Semarang – Seputar Jagat News. Rabu, 27 November 2024. Kabar terbaru mengenai penembakan seorang siswa SMK di Semarang, Jawa Tengah, mengungkapkan keprihatinan mendalam terkait sikap tertutup dari keluarga korban. Terlebih, beberapa pihak yang berusaha memberikan bantuan, terutama dalam hal pendampingan hukum, merasa kesulitan karena keluarga korban memilih untuk tidak memberikan keterangan lebih lanjut. Di sisi lain, Lembaga Bantuan Hukum (LBH) mengungkapkan kecurigaan mereka terkait adanya dugaan rekayasa oleh pihak kepolisian.
Penembakan yang menewaskan seorang remaja berinisial GRO (17) ini terjadi pada awal pekan lalu. Ketika tim dari LBH mencoba mengonfirmasi kejadian tersebut pada Senin (25/11/2024), keluarga korban, yang berduka, memilih untuk tetap bungkam dengan alasan masih dalam suasana berkabung. Mereka menyatakan akan memberikan keterangan setelah selesai menjalani masa berduka, menunjukkan adanya ketidakpastian terkait perkembangan informasi dari pihak keluarga.
Tidak hanya keluarga GRO, dua korban selamat, AD (17) dan SA (16), juga menunjukkan sikap serupa. Ketika pihak media dan LBH mengunjungi kediaman keluarga korban, mereka mendapat tanggapan serupa. Keluarga SA, yang diduga masih mengalami trauma berat akibat peristiwa tersebut, tidak bersedia memberikan pernyataan lebih lanjut. “SA ini jarang keluar malam. Kami terkejut dengan kejadian ini,” ungkap Ketua RT 4 RW 2 Kelurahan Tugu, Aris Widarto.
Di sisi lain, keluarga AD yang tinggal bersama neneknya, juga menunjukkan sikap serupa. Nenek korban menolak untuk diwawancarai. M Wakimin, Ketua RT 6 RW 5 Ngaliyan, menuturkan bahwa AD dikenal sebagai anak yang baik dan bahwa kejadian ini sangat mengejutkan mereka.

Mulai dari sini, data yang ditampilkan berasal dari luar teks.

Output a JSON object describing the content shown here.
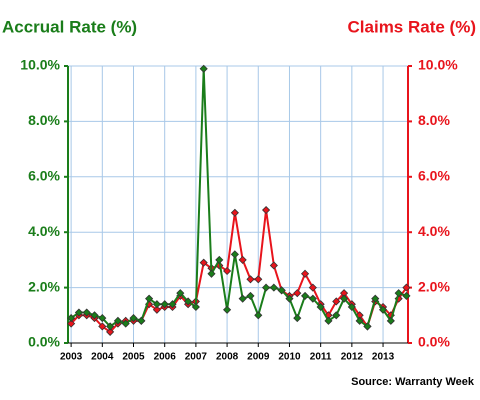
{
  "chart_data": {
    "type": "line",
    "title_left": "Accrual Rate (%)",
    "title_right": "Claims Rate (%)",
    "source": "Source: Warranty Week",
    "x": [
      2003,
      2003.25,
      2003.5,
      2003.75,
      2004,
      2004.25,
      2004.5,
      2004.75,
      2005,
      2005.25,
      2005.5,
      2005.75,
      2006,
      2006.25,
      2006.5,
      2006.75,
      2007,
      2007.25,
      2007.5,
      2007.75,
      2008,
      2008.25,
      2008.5,
      2008.75,
      2009,
      2009.25,
      2009.5,
      2009.75,
      2010,
      2010.25,
      2010.5,
      2010.75,
      2011,
      2011.25,
      2011.5,
      2011.75,
      2012,
      2012.25,
      2012.5,
      2012.75,
      2013,
      2013.25,
      2013.5,
      2013.75
    ],
    "series": [
      {
        "name": "Claims Rate",
        "color": "#e8141c",
        "axis": "y2",
        "values": [
          0.7,
          1.0,
          1.0,
          0.9,
          0.6,
          0.4,
          0.7,
          0.8,
          0.8,
          0.8,
          1.4,
          1.2,
          1.3,
          1.3,
          1.7,
          1.4,
          1.5,
          2.9,
          2.7,
          2.8,
          2.6,
          4.7,
          3.0,
          2.3,
          2.3,
          4.8,
          2.8,
          1.9,
          1.7,
          1.8,
          2.5,
          2.0,
          1.4,
          1.0,
          1.5,
          1.8,
          1.4,
          1.0,
          0.6,
          1.5,
          1.3,
          1.0,
          1.6,
          2.0
        ]
      },
      {
        "name": "Accrual Rate",
        "color": "#1a7d1a",
        "values": [
          0.9,
          1.1,
          1.1,
          1.0,
          0.9,
          0.6,
          0.8,
          0.7,
          0.9,
          0.8,
          1.6,
          1.4,
          1.4,
          1.4,
          1.8,
          1.5,
          1.3,
          9.9,
          2.5,
          3.0,
          1.2,
          3.2,
          1.6,
          1.7,
          1.0,
          2.0,
          2.0,
          1.9,
          1.6,
          0.9,
          1.7,
          1.6,
          1.3,
          0.8,
          1.0,
          1.6,
          1.3,
          0.8,
          0.6,
          1.6,
          1.2,
          0.8,
          1.8,
          1.7
        ]
      }
    ],
    "xlim": [
      2002.9,
      2013.8
    ],
    "xticks": [
      2003,
      2004,
      2005,
      2006,
      2007,
      2008,
      2009,
      2010,
      2011,
      2012,
      2013
    ],
    "ylim": [
      0,
      10
    ],
    "yticks": [
      {
        "value": 0,
        "label": "0.0%"
      },
      {
        "value": 2,
        "label": "2.0%"
      },
      {
        "value": 4,
        "label": "4.0%"
      },
      {
        "value": 6,
        "label": "6.0%"
      },
      {
        "value": 8,
        "label": "8.0%"
      },
      {
        "value": 10,
        "label": "10.0%"
      }
    ],
    "y2lim": [
      0,
      10
    ],
    "y2ticks": [
      {
        "value": 0,
        "label": "0.0%"
      },
      {
        "value": 2,
        "label": "2.0%"
      },
      {
        "value": 4,
        "label": "4.0%"
      },
      {
        "value": 6,
        "label": "6.0%"
      },
      {
        "value": 8,
        "label": "8.0%"
      },
      {
        "value": 10,
        "label": "10.0%"
      }
    ],
    "left_axis_color": "#1a7d1a",
    "right_axis_color": "#e8141c",
    "grid": true
  }
}
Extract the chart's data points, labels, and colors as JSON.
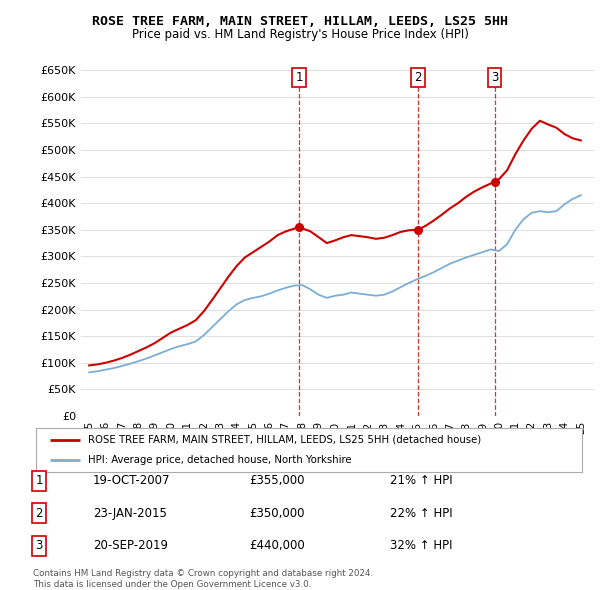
{
  "title": "ROSE TREE FARM, MAIN STREET, HILLAM, LEEDS, LS25 5HH",
  "subtitle": "Price paid vs. HM Land Registry's House Price Index (HPI)",
  "ylabel_ticks": [
    "£0",
    "£50K",
    "£100K",
    "£150K",
    "£200K",
    "£250K",
    "£300K",
    "£350K",
    "£400K",
    "£450K",
    "£500K",
    "£550K",
    "£600K",
    "£650K"
  ],
  "ytick_values": [
    0,
    50000,
    100000,
    150000,
    200000,
    250000,
    300000,
    350000,
    400000,
    450000,
    500000,
    550000,
    600000,
    650000
  ],
  "ylim": [
    0,
    660000
  ],
  "xlim_start": 1994.5,
  "xlim_end": 2025.8,
  "sales": [
    {
      "date": 2007.8,
      "price": 355000,
      "label": "1"
    },
    {
      "date": 2015.07,
      "price": 350000,
      "label": "2"
    },
    {
      "date": 2019.73,
      "price": 440000,
      "label": "3"
    }
  ],
  "vline_dates": [
    2007.8,
    2015.07,
    2019.73
  ],
  "legend_property_label": "ROSE TREE FARM, MAIN STREET, HILLAM, LEEDS, LS25 5HH (detached house)",
  "legend_hpi_label": "HPI: Average price, detached house, North Yorkshire",
  "table_rows": [
    {
      "num": "1",
      "date": "19-OCT-2007",
      "price": "£355,000",
      "hpi": "21% ↑ HPI"
    },
    {
      "num": "2",
      "date": "23-JAN-2015",
      "price": "£350,000",
      "hpi": "22% ↑ HPI"
    },
    {
      "num": "3",
      "date": "20-SEP-2019",
      "price": "£440,000",
      "hpi": "32% ↑ HPI"
    }
  ],
  "footnote": "Contains HM Land Registry data © Crown copyright and database right 2024.\nThis data is licensed under the Open Government Licence v3.0.",
  "property_color": "#cc0000",
  "hpi_color": "#7aaed6",
  "bg_color": "#ffffff",
  "grid_color": "#e0e0e0",
  "xtick_labels": [
    "95",
    "96",
    "97",
    "98",
    "99",
    "00",
    "01",
    "02",
    "03",
    "04",
    "05",
    "06",
    "07",
    "08",
    "09",
    "10",
    "11",
    "12",
    "13",
    "14",
    "15",
    "16",
    "17",
    "18",
    "19",
    "20",
    "21",
    "22",
    "23",
    "24",
    "25"
  ],
  "xtick_years": [
    1995,
    1996,
    1997,
    1998,
    1999,
    2000,
    2001,
    2002,
    2003,
    2004,
    2005,
    2006,
    2007,
    2008,
    2009,
    2010,
    2011,
    2012,
    2013,
    2014,
    2015,
    2016,
    2017,
    2018,
    2019,
    2020,
    2021,
    2022,
    2023,
    2024,
    2025
  ]
}
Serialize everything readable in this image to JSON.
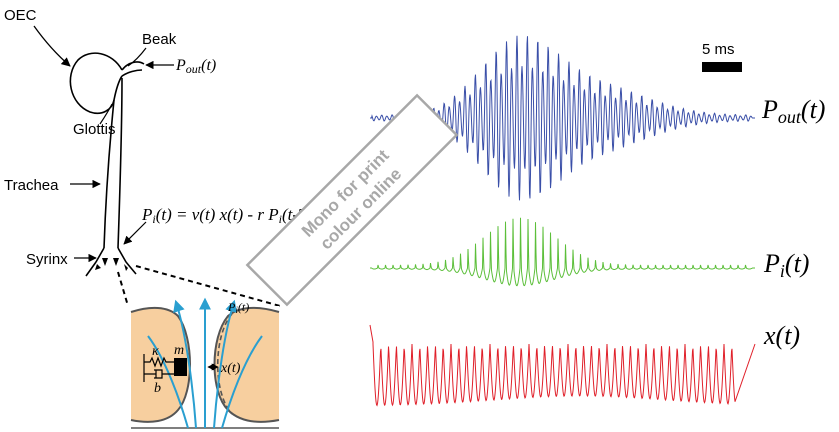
{
  "labels": {
    "oec": "OEC",
    "beak": "Beak",
    "pout_arrow": "Pout(t)",
    "glottis": "Glottis",
    "trachea": "Trachea",
    "syrinx": "Syrinx",
    "equation": "Pi(t) = ν(t) x(t) - r Pi(t-T)",
    "kappa": "κ",
    "mass": "m",
    "damping": "b",
    "x_inset": "x(t)",
    "pi_inset": "Pi(t)",
    "scale_bar": "5 ms",
    "pout_trace": "Pout(t)",
    "pi_trace": "Pi(t)",
    "x_trace": "x(t)",
    "stamp_line1": "Mono for print",
    "stamp_line2": "colour online"
  },
  "colors": {
    "pout": "#3a4fa8",
    "pi": "#5cbf3a",
    "x": "#e0202a",
    "tissue": "#f7cf9f",
    "flow": "#2a9fd0",
    "stamp": "#a8a8a8"
  }
}
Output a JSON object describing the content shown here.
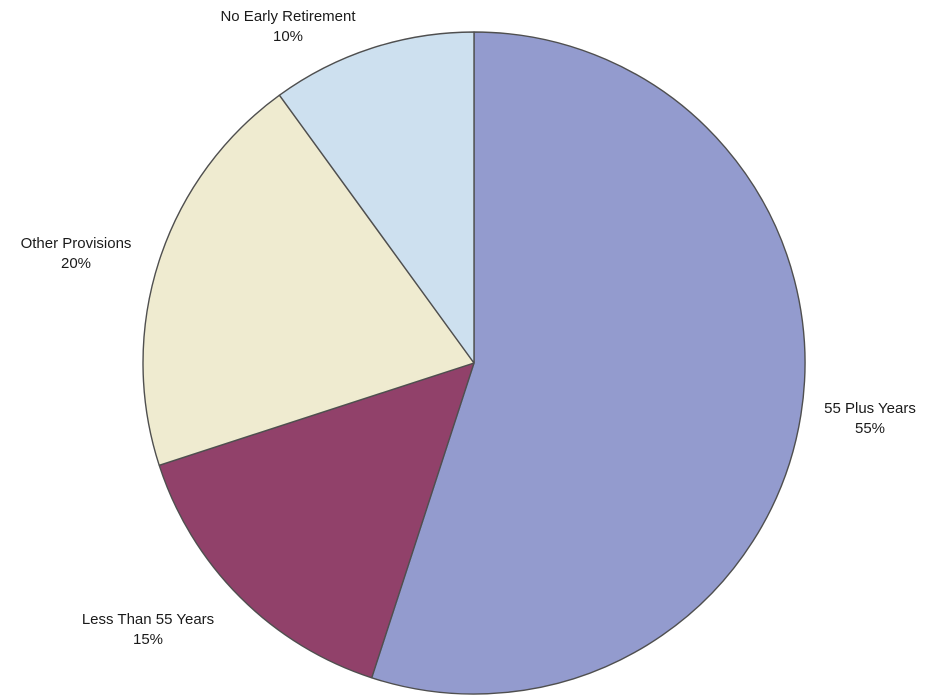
{
  "chart_data": {
    "type": "pie",
    "title": "",
    "slices": [
      {
        "label": "55 Plus Years",
        "value": 55,
        "value_label": "55%",
        "color": "#939bce"
      },
      {
        "label": "Less Than 55 Years",
        "value": 15,
        "value_label": "15%",
        "color": "#91416a"
      },
      {
        "label": "Other Provisions",
        "value": 20,
        "value_label": "20%",
        "color": "#efebd0"
      },
      {
        "label": "No Early Retirement",
        "value": 10,
        "value_label": "10%",
        "color": "#cde0ef"
      }
    ],
    "start_angle": "12 o'clock",
    "direction": "clockwise",
    "legend": "none",
    "background": "#ffffff",
    "outline_color": "#4f4f4f"
  }
}
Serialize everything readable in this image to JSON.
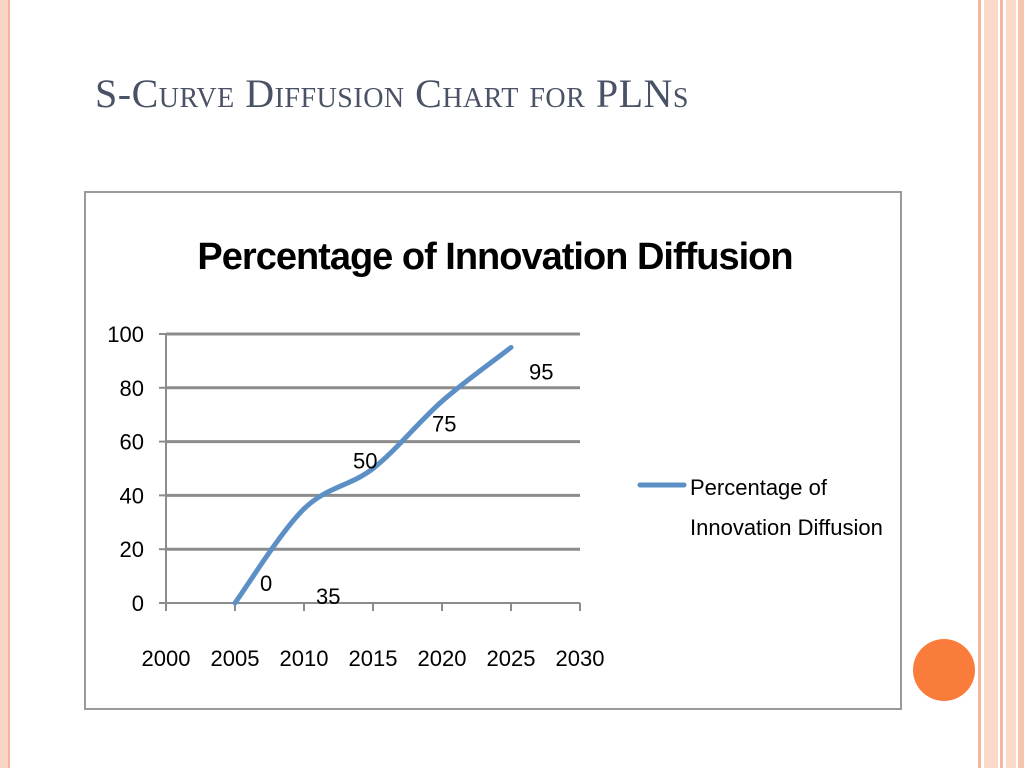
{
  "slide": {
    "title": "S-Curve Diffusion Chart for PLNs"
  },
  "colors": {
    "title": "#4a5266",
    "series_line": "#5b8fc5",
    "accent_dot": "#f97c3a",
    "frame": "#f2b49a"
  },
  "chart_data": {
    "type": "line",
    "title": "Percentage of Innovation Diffusion",
    "xlabel": "",
    "ylabel": "",
    "xlim": [
      2000,
      2030
    ],
    "ylim": [
      0,
      100
    ],
    "x_ticks": [
      2000,
      2005,
      2010,
      2015,
      2020,
      2025,
      2030
    ],
    "y_ticks": [
      0,
      20,
      40,
      60,
      80,
      100
    ],
    "grid": "horizontal",
    "legend": "right",
    "series": [
      {
        "name": "Percentage of Innovation Diffusion",
        "smooth": true,
        "points": [
          {
            "x": 2005,
            "y": 0,
            "label": "0"
          },
          {
            "x": 2010,
            "y": 35,
            "label": "35"
          },
          {
            "x": 2015,
            "y": 50,
            "label": "50"
          },
          {
            "x": 2020,
            "y": 75,
            "label": "75"
          },
          {
            "x": 2025,
            "y": 95,
            "label": "95"
          }
        ]
      }
    ]
  }
}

Kesulitan yang dialami oleh pihak LBH dalam memberikan bantuan hukum kepada keluarga korban semakin meningkat dengan sikap tertutup ini. Zainal Abidin, Ketua Lembaga Bantuan Hukum (LBH) Penyambung Titipan Rakyat (Petir) Jawa Tengah, mengungkapkan, “Kami ingin memberikan bantuan, tetapi keluarga korban belum membuka diri untuk bekerja sama.” Ia menambahkan, bahwa ia merasakan adanya upaya untuk menutupi kasus ini. “Kami hanya ingin melakukan pendampingan dan investigasi agar kasus ini terang benderang,” ujarnya.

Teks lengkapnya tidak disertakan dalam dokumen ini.